In this new situation, is it possible to envisage a transformation to a decarbonized world by around 2050 even if Paris does not deliver the ‘perfect’ agreement? The answer is yes. To get there, the threshold for success in Paris should not be at the level of ‘resolving the climate problem’ through incremental change, but rather ‘the assurance that the world is serious about a transformation’. We need an agreement that is good enough to tip the world decisively towards rapid decarbonization. A new treaty does not need to force nations into compliance, but rather should create confidence and send the right signal — to investors, businesses and societies at large — that the global political leadership is turning irrevocably towards a new sustainable era.

How ambitious must the Paris agreement be to decisively support such a trajectory? To meet the 2 °C limit, the world must cut carbon emissions at about 6% per year. National pledges on the table at Paris will not get us close. From experience, we know that emissions cuts in the range of 0–2% per year are within the realm of incremental policy measures. A range of 2–3% requires ambitious adaptation. Once levels exceeding 3–4% are reached, experience indicates that radical measures are needed, such as carbon taxes and the phasing out of coal power.

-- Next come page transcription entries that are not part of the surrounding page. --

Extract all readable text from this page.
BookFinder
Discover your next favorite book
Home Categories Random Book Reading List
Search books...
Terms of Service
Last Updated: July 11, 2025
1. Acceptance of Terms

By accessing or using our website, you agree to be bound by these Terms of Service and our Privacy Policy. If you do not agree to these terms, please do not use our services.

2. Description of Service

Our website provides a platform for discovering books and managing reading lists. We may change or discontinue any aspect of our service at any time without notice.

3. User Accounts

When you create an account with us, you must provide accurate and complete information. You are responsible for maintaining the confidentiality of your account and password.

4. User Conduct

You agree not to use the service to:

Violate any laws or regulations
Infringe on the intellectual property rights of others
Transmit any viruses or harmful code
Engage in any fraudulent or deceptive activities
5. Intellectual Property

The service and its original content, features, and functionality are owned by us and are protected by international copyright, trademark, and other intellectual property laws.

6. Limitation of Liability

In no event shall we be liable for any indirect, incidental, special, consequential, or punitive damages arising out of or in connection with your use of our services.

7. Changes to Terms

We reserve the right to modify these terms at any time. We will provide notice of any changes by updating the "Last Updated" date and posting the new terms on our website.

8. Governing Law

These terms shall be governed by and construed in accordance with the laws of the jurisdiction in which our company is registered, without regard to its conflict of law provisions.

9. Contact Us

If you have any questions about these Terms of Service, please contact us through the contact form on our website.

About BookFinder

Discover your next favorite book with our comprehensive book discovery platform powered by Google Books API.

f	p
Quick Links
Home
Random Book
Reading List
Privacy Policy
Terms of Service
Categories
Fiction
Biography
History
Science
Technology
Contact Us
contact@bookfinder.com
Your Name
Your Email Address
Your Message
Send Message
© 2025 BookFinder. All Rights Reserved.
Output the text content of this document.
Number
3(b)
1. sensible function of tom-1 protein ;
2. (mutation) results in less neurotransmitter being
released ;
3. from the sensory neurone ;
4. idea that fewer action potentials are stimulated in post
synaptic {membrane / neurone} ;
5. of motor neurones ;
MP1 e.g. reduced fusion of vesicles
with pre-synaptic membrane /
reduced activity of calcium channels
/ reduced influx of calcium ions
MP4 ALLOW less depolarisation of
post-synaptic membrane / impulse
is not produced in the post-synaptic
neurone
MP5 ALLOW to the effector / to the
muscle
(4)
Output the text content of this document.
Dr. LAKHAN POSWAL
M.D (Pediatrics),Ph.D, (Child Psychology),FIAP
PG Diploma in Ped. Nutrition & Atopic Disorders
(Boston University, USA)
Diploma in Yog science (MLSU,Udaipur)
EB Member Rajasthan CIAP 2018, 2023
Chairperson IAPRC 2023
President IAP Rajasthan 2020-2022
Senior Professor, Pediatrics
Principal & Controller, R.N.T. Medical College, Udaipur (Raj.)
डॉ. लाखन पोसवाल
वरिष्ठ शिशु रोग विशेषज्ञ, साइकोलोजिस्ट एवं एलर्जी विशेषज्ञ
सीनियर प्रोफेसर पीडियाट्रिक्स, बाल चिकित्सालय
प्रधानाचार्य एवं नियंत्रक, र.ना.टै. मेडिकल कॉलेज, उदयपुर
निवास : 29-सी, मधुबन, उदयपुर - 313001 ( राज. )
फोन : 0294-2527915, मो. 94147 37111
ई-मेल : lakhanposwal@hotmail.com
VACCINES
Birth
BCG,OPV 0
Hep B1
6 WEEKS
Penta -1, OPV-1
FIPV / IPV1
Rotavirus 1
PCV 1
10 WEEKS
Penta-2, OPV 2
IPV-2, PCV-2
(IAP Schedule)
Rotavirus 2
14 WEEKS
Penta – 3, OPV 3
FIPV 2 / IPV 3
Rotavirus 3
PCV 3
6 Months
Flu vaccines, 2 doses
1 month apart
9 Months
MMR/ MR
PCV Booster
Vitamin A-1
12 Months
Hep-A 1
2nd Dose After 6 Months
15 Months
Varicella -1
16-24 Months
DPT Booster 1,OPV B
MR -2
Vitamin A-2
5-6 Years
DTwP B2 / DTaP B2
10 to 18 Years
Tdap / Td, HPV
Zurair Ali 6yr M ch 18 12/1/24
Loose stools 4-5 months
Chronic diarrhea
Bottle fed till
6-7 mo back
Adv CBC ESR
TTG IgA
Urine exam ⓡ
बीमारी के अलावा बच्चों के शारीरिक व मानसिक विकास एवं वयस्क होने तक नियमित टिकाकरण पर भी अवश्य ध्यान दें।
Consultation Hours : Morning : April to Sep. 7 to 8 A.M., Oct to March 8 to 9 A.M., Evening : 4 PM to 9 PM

These are the kinds of changes needed to decarbonize the world economy, and above all, to send clear signals of a shift from incremental to transformative change. Success in Paris should thus be viewed as an agreement that corresponds to a pace of emissions cuts of greater than 3–4% per year, starting in the 2015–20 window.

In turn, this would suggest that Paris must accumulate 80% of the national pledges needed to stay within the 2 °C guard rail, with at least 20% of the countries committing to more than 4% average cuts per year, to create a large enough critical mass of nations committed to de­carbonization and to influence the global logic (see go.nature.com/1uxlyn). Achieving this goal is ambitious but realistic. And it comes with a decent chance that, once nations realize the benefits of decarbonization, they will increase their pledges. It is crucial, therefore, that the Paris agreement allows for recurrent recalibration of the pledges, at least every third or fifth year.

It would be dangerous to allow ‘success’ to be reduced to a low level of political achievement so that the world continues along an incremental policy path that stands no chance of supporting a transition to decarbonization. Equally, scientists can no longer dismiss as failure an agreement that is not fully in line with the demands of climate science. For if Paris is widely perceived to have failed, political leadership is likely once again to enter a post-Copenhagen climate trauma and instead focus on other more urgent (and politically rewarding) issues.